Cette collaboration prend la forme, comme dans tous les secteurs, de regroupements au sein de chacune des grandes familles de l'économie sociale et solidaire : des « têtes de réseau » regroupent au niveau régional chacune d'entre elles (Unions régionales de SCOP, unions régionales de la mutualité, regroupements régionaux d'associations ou de mutuelles...).
L'ensemble de ces instances se réunissent au sein de conseils régionaux de l'économie sociale et solidaire (CRESS), lieux de rencontre représentatifs et transversaux au niveau régional. Ces organisations apportent un soutien à leurs membres en les accompagnant dans la création ou le développement d'activités et aident à les faire connaître auprès du grand public, des journalistes et des pouvoirs publics.
La collaboration prend aussi la forme, sur des projets précis, d'alliances entre différentes catégories d'acteurs, à l'intérieur et au-delà de l'économie sociale et solidaire. A l'instar des pôles de compétitivité, les pôles territoriaux de coopération économique associent des entreprises de l'économie sociale et solidaire avec d'autres types d'entreprise, ainsi qu'avec des collectivités territoriales et des organismes qui peuvent contribuer à construire un écosystème local dynamique et créateur d'emplois : recherche, formation.
Votre rapporteur est très favorable à cette stratégie de « coopétition » qui évite toute vision artificielle du monde économique comme opposition de stratégie pour identifier les points de mutualisation qui sont nombreux, notamment au niveau local.
2. ... exige la participation des collectivités territoriales...
Tout projet collaboratif, lorsqu'il atteint une certaine taille, nécessite des contacts avec les collectivités territoriales : recherche de local, conseils techniques, voire soutien financier.
Les collectivités ont ainsi été amenées à prendre pleinement conscience de l'intérêt pour leurs territoires des projets de l'économie sociale et solidaire qui participent au lien social en ramenant vers l'emploi des personnes qui en sont éloignées, en fournissant des services à des personnes âgées ou en difficulté, et créent de l'emploi souvent non délocalisable.
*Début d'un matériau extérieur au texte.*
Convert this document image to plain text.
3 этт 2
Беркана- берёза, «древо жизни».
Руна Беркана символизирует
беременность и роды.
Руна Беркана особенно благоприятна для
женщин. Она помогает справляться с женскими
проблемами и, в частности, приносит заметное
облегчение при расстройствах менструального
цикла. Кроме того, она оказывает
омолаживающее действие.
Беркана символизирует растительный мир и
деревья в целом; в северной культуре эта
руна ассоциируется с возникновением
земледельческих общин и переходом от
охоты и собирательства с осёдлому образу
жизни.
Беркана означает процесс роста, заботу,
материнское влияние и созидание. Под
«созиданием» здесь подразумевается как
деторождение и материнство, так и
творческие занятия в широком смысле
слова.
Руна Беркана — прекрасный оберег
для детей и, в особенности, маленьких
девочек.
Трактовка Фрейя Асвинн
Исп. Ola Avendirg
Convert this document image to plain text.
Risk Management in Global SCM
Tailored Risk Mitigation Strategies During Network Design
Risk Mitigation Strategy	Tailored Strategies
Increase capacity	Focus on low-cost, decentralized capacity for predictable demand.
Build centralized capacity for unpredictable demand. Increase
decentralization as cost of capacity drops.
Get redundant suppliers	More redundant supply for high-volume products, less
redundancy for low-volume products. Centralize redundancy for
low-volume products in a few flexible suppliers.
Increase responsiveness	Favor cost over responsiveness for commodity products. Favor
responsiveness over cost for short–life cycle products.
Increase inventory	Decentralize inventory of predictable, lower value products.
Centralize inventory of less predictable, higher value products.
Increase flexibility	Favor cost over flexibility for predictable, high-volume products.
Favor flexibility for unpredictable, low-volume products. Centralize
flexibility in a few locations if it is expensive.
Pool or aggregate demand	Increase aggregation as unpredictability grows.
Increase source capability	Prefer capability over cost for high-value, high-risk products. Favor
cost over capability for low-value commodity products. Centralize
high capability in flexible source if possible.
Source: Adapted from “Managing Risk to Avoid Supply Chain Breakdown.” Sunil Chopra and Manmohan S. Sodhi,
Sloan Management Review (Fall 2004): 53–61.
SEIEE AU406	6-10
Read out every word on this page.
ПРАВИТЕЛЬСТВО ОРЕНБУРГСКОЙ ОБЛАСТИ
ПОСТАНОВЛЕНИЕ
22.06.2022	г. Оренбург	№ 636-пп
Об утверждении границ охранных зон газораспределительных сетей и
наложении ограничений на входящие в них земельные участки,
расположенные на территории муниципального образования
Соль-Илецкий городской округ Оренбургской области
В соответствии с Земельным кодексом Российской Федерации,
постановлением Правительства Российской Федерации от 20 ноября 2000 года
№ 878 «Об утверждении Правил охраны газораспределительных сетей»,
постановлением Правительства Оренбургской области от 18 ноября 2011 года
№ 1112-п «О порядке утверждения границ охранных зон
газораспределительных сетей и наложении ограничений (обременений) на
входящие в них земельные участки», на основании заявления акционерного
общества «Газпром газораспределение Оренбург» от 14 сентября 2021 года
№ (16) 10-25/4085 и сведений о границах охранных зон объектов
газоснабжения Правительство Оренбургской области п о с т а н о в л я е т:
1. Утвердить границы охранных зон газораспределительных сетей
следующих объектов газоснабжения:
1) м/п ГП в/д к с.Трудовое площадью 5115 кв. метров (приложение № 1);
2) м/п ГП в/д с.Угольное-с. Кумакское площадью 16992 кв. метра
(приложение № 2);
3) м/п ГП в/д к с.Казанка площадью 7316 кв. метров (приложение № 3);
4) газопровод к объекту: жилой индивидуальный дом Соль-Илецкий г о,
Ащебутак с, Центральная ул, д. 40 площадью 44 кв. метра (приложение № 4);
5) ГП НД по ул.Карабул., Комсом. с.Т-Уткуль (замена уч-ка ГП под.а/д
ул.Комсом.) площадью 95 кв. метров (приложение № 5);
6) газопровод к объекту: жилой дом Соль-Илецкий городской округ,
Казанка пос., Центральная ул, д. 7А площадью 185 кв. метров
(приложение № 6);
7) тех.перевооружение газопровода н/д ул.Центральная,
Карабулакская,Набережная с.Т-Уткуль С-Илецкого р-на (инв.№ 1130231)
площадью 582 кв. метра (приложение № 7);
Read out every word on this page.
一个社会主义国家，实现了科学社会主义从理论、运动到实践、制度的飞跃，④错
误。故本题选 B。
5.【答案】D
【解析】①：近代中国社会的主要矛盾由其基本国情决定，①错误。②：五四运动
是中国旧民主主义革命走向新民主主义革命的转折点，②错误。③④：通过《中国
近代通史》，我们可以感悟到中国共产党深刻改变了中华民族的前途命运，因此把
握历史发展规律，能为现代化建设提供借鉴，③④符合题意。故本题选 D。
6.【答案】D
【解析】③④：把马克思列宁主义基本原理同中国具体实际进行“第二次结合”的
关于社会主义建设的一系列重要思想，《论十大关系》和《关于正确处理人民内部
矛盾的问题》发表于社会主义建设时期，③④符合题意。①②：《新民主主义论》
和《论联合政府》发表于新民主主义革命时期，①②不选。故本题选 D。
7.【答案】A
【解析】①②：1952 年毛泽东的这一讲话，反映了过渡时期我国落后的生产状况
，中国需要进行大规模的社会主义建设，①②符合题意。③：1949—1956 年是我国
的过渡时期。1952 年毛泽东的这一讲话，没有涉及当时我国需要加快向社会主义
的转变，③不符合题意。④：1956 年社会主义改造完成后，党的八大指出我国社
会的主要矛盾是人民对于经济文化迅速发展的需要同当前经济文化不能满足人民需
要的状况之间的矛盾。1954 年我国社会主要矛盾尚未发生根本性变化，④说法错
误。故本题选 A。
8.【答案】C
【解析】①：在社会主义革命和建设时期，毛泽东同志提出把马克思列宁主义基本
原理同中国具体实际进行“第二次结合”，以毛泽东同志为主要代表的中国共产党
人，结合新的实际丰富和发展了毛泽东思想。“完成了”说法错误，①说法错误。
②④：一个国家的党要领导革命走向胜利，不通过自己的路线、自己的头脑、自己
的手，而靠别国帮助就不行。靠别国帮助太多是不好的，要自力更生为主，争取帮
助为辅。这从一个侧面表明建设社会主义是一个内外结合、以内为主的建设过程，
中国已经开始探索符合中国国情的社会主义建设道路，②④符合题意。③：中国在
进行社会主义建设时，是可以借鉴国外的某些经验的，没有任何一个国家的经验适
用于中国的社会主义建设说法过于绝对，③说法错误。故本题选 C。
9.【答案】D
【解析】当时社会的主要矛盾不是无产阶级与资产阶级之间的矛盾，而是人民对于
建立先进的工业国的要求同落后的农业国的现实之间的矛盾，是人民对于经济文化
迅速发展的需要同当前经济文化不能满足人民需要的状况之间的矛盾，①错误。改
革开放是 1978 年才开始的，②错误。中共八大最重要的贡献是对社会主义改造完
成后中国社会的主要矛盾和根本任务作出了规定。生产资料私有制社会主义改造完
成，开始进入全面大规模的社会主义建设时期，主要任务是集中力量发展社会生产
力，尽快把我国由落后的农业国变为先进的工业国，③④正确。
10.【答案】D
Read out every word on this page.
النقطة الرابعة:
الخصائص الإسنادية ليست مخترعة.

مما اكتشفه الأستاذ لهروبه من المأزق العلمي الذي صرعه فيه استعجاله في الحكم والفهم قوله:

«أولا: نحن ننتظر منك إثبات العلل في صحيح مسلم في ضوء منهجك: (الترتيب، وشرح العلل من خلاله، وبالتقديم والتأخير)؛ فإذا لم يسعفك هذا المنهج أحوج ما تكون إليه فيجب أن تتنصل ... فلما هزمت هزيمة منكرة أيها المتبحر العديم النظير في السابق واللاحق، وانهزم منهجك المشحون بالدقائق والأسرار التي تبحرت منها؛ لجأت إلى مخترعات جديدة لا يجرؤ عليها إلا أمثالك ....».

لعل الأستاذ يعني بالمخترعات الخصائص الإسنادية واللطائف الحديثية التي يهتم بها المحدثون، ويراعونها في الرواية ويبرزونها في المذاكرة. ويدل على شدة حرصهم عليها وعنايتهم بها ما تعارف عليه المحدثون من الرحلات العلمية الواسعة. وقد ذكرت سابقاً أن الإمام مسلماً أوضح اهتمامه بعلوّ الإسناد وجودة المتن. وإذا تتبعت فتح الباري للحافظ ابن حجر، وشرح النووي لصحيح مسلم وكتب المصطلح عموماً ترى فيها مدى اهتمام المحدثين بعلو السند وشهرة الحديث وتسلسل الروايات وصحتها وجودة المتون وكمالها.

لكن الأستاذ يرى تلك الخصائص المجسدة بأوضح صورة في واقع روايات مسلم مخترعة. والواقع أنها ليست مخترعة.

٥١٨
Le groupe d'études sénatorial sur l'économie sociale et solidaire a ainsi accueilli au Sénat, le 5 mars dernier, les représentants des associations d'élus de collectivités locales 6 ( * ) . Ils ont signé, en présence de M. Benoît Hamon, ministre délégué à l'économie sociale et solidaire et à la consommation, une Déclaration commune des réseaux de collectivités locales, fondée sur une vision de l'ESS en tant que modèle économique à part entière, apportant des réponses aux besoins des territoires. Cette déclaration appelait l'Etat et ses représentants à : - affirmer la place de l'ESS au sein de l'économie ; - reconnaître la contribution des acteurs de l'ESS à l'intérêt général, notamment par une évolution du code des marchés publics et la prise en compte, dans les contrats entre associations et collectivités, des missions d'intérêt général remplies par ces acteurs ; - inscrire la promotion et le développement de l'ESS dans l'ensemble des schémas directeurs des politiques publiques. L'ESS devrait ainsi être inscrite dans les démarches de contractualisation entre l'Etat et les collectivités ; - veiller à la prise en compte de la dimension ESS dans les différents projets législatifs. |
Le soutien public à l'économie sociale et solidaire prend aussi la forme de la commande publique ou de la subvention .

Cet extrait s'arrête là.